Dat is ook niet raar natuurlijk. De macht van de logaritmes die ons allemaal volgen en sturen is alleen maar gegroeid in de voorbije jaren. Gedurende corona is de wereld, voor een groot deel door de social media, verder gepolariseerd. Dat is al een eind aan de gang, maar corona gaf er een serieuze duw aan. Het gevolg is dat we nog meer ten prooi vallen aan onze confirmation bias. We kunnen geen kritiek meer verdragen, we swipen die weg. Of we verwarren de kritiek van een ander met die ander zelf. En zien dus ook een heel groot deel van de werkelijkheid niet meer. We blijven comfortabel in onze eigen informatiebubbel.
Kenmerkend aan polarisering is het gebrek aan empathie. In de natuurkunde (zowel de relativiteitstheorie als in de daarmee voorlopig onverenigbare quantummechanica) speelt één begrip een reusachtige rol: het waarnemersstandpunt. Elke mens heeft per definitie één standpunt, en dus een eigen realiteit. Er bestaan dus m.a.w. 8 miljard realiteiten, ofte universa, op onze wereld. Er is in de natuurkunde ook iets raars aan de hand met de rol van de waarnemer: Je kan niks bewijzen over een systeem als je zelf in dat systeem zit, ergo: je bent in feite afhankelijk van alle andere “waarnemers” om je een enigszins vollediger beeld van de werkelijkheid te vormen. En dan nog… . Ook een belangrijk gegeven: interactie met een andere realiteit verandert op slag de eigen realiteit en de andere realiteit… Bij Einstein is dat misschien wat minder het geval (alhoewel), maar in de quantummechanica is het onontkoombaar.
(Noot: ik ben geen wetenschapper, verre van, dus als ik fouten schrijf word ik graag gecorrigeerd. Dit is een destillatie van wat ik erover weet met betrekking tot onze dagdagelijkse realiteit.)

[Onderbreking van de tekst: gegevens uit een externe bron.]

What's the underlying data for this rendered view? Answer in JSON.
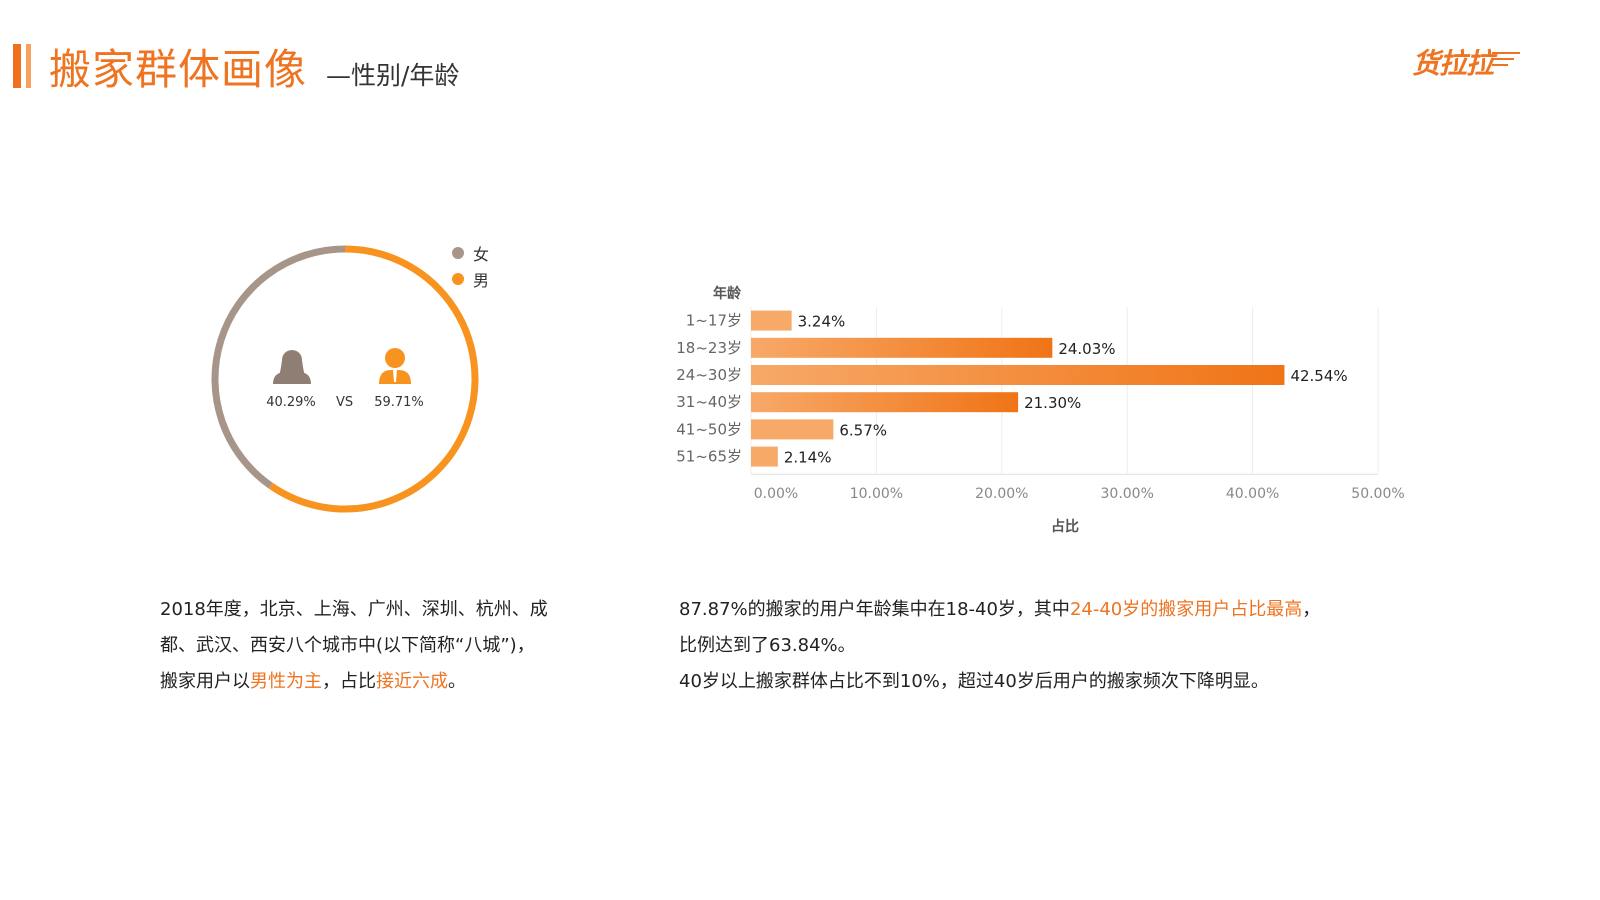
{
  "header": {
    "title_main": "搬家群体画像",
    "title_sub": "—性别/年龄",
    "brand": "货拉拉"
  },
  "gender": {
    "legend": [
      {
        "label": "女",
        "color": "#A8958A"
      },
      {
        "label": "男",
        "color": "#F7931E"
      }
    ],
    "female_pct": "40.29%",
    "male_pct": "59.71%",
    "vs_label": "VS",
    "female_icon": "female-user-icon",
    "male_icon": "male-user-icon"
  },
  "chart_data": [
    {
      "type": "pie",
      "categories": [
        "女",
        "男"
      ],
      "values": [
        40.29,
        59.71
      ],
      "colors": [
        "#A8958A",
        "#F7931E"
      ],
      "legend_position": "top-right"
    },
    {
      "type": "bar",
      "orientation": "horizontal",
      "categories": [
        "1~17岁",
        "18~23岁",
        "24~30岁",
        "31~40岁",
        "41~50岁",
        "51~65岁"
      ],
      "values": [
        3.24,
        24.03,
        42.54,
        21.3,
        6.57,
        2.14
      ],
      "value_labels": [
        "3.24%",
        "24.03%",
        "42.54%",
        "21.30%",
        "6.57%",
        "2.14%"
      ],
      "ylabel": "年龄",
      "xlabel": "占比",
      "xlim": [
        0,
        50
      ],
      "xticks": [
        "0.00%",
        "10.00%",
        "20.00%",
        "30.00%",
        "40.00%",
        "50.00%"
      ],
      "xtick_values": [
        0,
        10,
        20,
        30,
        40,
        50
      ],
      "grid": true,
      "colors": {
        "light": "#F7A968",
        "dark": "#F07416"
      }
    }
  ],
  "texts": {
    "left": {
      "l1": "2018年度，北京、上海、广州、深圳、杭州、成",
      "l2": "都、武汉、西安八个城市中(以下简称“八城”)，",
      "l3a": "搬家用户以",
      "l3b": "男性为主",
      "l3c": "，占比",
      "l3d": "接近六成",
      "l3e": "。"
    },
    "right": {
      "l1a": "87.87%的搬家的用户年龄集中在18-40岁，其中",
      "l1b": "24-40岁的搬家用户占比最高",
      "l1c": "，",
      "l2": "比例达到了63.84%。",
      "l3": "40岁以上搬家群体占比不到10%，超过40岁后用户的搬家频次下降明显。"
    }
  }
}
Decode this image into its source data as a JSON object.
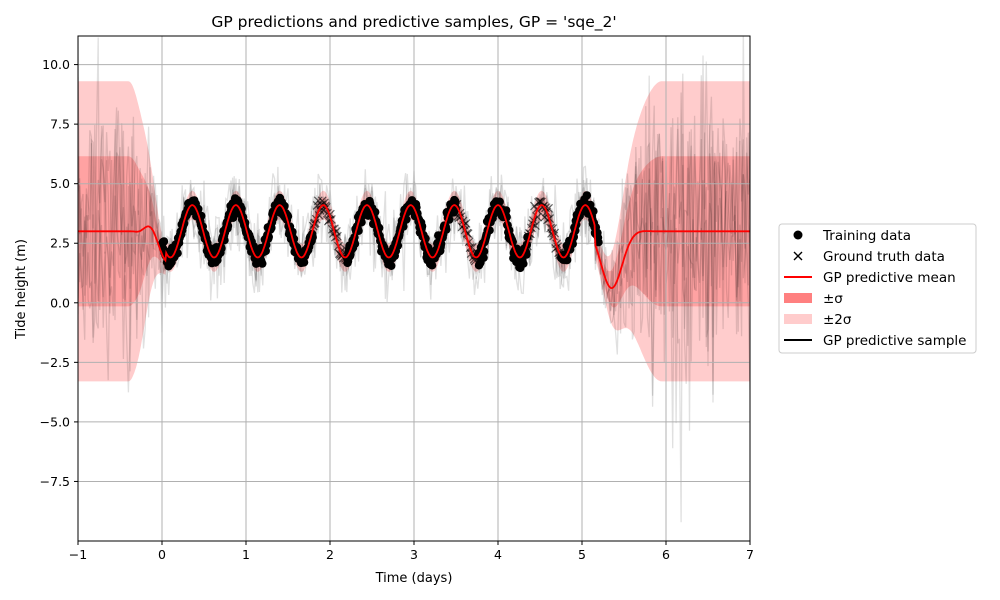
{
  "chart_data": {
    "type": "line",
    "title": "GP predictions and predictive samples, GP = 'sqe_2'",
    "xlabel": "Time (days)",
    "ylabel": "Tide height (m)",
    "xlim": [
      -1,
      7
    ],
    "ylim": [
      -10,
      11.2
    ],
    "grid": true,
    "legend_placement": "right (outside plot)",
    "x_ticks": [
      -1,
      0,
      1,
      2,
      3,
      4,
      5,
      6,
      7
    ],
    "x_tick_labels": [
      "−1",
      "0",
      "1",
      "2",
      "3",
      "4",
      "5",
      "6",
      "7"
    ],
    "y_ticks": [
      10.0,
      7.5,
      5.0,
      2.5,
      0.0,
      -2.5,
      -5.0,
      -7.5
    ],
    "y_tick_labels": [
      "10.0",
      "7.5",
      "5.0",
      "2.5",
      "0.0",
      "−2.5",
      "−5.0",
      "−7.5"
    ],
    "mean_outside_data": 3.0,
    "sigma_outside_data": 3.15,
    "mean_dip_min": {
      "x": 5.35,
      "y": -0.1
    },
    "band_min_2sigma": {
      "x": 5.45,
      "y": -4.9
    },
    "training_range": [
      0.0,
      5.2
    ],
    "ground_truth_segments": [
      [
        1.8,
        2.2
      ],
      [
        3.5,
        3.75
      ],
      [
        4.35,
        4.75
      ]
    ],
    "tide_oscillation": {
      "mean": 3.0,
      "amplitude": 1.1,
      "period_days": 0.52,
      "range": [
        1.3,
        4.4
      ]
    },
    "colors": {
      "mean": "#ff0000",
      "sigma_band": "#ff8080",
      "two_sigma_band": "#ffcccc",
      "training": "#000000",
      "ground_truth": "#000000",
      "sample": "#000000",
      "grid": "#b0b0b0"
    },
    "legend": [
      {
        "label": "Training data",
        "marker": "dot"
      },
      {
        "label": "Ground truth data",
        "marker": "x"
      },
      {
        "label": "GP predictive mean",
        "marker": "red-line"
      },
      {
        "label": "±σ",
        "marker": "sigma-patch"
      },
      {
        "label": "±2σ",
        "marker": "two-sigma-patch"
      },
      {
        "label": "GP predictive sample",
        "marker": "black-line"
      }
    ]
  }
}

Waarom dit stukje wetenschap? Omdat het rechtstreeks met onze beleving van de wereld te maken heeft. Het bewustzijn van het feit dat er voor elke andere mens ook een andere realiteit bestaat, nl. de zijne, nààst onze eigen realiteit, stemt tot nederigheid. Het leidt ook mogelijk, en hopelijk, tot het besef dat er nog zoveel te ontdekken is wat we niet weten. Dat we beperkt zijn in onze waarneming.
Het impliceert ook – voor mij – dat mijn realiteit een ge-geven is. Ik heb die gekregen. Ik heb ze zelf niet gekozen. Noch aan mijn brein, noch aan mijn lichaam, mijn familie, gezin, kanker, hoe ik daarmee kan omgaan… heb ik verdienste. Ik kan me bijgevolg dan ook niet beroepen op trots omwille van al die dingen, of pakweg over mijn nationaliteit, of onze Westerse manier van leven…, en mijzelf daarmee verheffen boven anderen. Net alsof ik me ook niet kan beroepen op mijn lijden, mijn zielspijnen of trauma’s om mezelf – een beetje paradoxaal – een heldenstatus aan te meten. Zoals David Van Reybrouck zegt: “Goede én slechte dingen tegenkomen, dat heet ‘een leven'”. Ik ben heus de enige niet. Ook hier weer een aanzet tot nederigheid.
Die nederigheid kan (hoewel ik zelf denk: zal) openheid bij onszelf teweegbrengen. De oprechte overtuiging dat onze realiteit niet waardevoller is dan die van de andere. Want als je in kosmische grootte-orde gaat denken, is het ene sterrenstelsel ook niet “waardevoller” dan het andere. Of op oneindig klein niveau: de ene quark is niet “waardevoller” dan de andere… Om jezelf echt te verrijken, en je kijk op de realiteit te verruimen, moet je dus eerst afstappen van de waarde die je toekent aan je eigen manier van kijken. Dan kan je op gelijkwaardige basis de ander tegemoet treden en ontmoeten.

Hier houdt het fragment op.